ATS is the only language I've seen that advertises stack-allocated
closures, and I think GHC's approach to laziness requires heap
allocation, so there's still a few targets (AVR off the top of my head)
that GHC would need significant modification to work on.

On 10/20/18 9:52 PM, Will Yager wrote:
>> On Oct 20, 2018, at 09:11, Vanessa McHale <vanessa.mchale at iohk.io> wrote:
>>  I would hesitate to use
>> Haskell in the embedded context or for hardware-level stuff. I presume
>> GHC's approach to laziness has a role in this.
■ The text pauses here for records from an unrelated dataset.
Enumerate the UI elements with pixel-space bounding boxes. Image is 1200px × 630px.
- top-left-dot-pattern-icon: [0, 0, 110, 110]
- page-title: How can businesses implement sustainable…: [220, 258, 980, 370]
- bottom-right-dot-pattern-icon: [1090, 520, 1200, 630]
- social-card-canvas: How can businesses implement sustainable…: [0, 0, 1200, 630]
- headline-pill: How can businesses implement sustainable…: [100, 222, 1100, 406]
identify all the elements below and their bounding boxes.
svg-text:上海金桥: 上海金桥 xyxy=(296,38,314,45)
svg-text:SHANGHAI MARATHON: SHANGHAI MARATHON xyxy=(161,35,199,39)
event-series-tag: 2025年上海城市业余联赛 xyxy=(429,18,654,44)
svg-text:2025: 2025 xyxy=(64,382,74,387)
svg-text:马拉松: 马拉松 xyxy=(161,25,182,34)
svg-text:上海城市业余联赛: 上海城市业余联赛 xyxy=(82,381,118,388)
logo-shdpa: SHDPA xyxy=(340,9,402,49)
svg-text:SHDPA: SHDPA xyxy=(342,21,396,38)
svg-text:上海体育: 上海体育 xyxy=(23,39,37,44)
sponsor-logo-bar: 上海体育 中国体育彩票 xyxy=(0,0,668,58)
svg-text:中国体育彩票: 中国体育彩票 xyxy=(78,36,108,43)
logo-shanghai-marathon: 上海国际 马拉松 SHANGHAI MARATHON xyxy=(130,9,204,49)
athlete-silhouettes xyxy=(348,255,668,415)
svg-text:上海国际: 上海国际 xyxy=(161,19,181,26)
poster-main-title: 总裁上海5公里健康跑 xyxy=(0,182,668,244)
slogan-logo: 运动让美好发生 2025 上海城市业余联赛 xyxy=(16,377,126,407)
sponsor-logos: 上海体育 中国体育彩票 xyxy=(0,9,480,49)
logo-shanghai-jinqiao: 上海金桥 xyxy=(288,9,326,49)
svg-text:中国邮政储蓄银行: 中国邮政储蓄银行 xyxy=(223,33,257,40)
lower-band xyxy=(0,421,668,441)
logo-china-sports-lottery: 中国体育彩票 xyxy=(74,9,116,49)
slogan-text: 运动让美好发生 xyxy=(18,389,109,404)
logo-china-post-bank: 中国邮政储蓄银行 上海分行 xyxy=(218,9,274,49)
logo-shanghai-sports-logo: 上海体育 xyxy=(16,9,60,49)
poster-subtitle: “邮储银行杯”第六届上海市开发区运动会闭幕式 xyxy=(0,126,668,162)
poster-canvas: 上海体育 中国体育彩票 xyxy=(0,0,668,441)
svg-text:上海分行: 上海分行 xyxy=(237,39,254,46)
> There’s a bit of a complication here. It’s true that standard GHC generated code is unsuitable for hard-real-time/embedded environments (although I would argue that it’s actually fine for general purpose OS programming). However, as far as hardware goes, the semantics of (a non-monomorphically-recursive subset of) Haskell is actually a surprisingly close match for the semantics of hardware (as in LUTs and flip-flops, not as in random microcontrollers). 
> This is the basis of projects like Clash (Haskell to HDLs).  I imagine one could extend the clash approach to generate allocation-free assembly from the same (large) subset of Haskell. 
>> I don't have much experience with OCaml but my experience with ATS is
>> that it's very much possible to have functional, ML-style programming
>> without a runtime or even dynamic memory allocation.
> It’s possible to write low-allocation (I wouldn’t call it “allocation free” - usually just the hot loops don’t allocate) OCaml with the standard tools. However, it requires a fairly non-idiomatic style.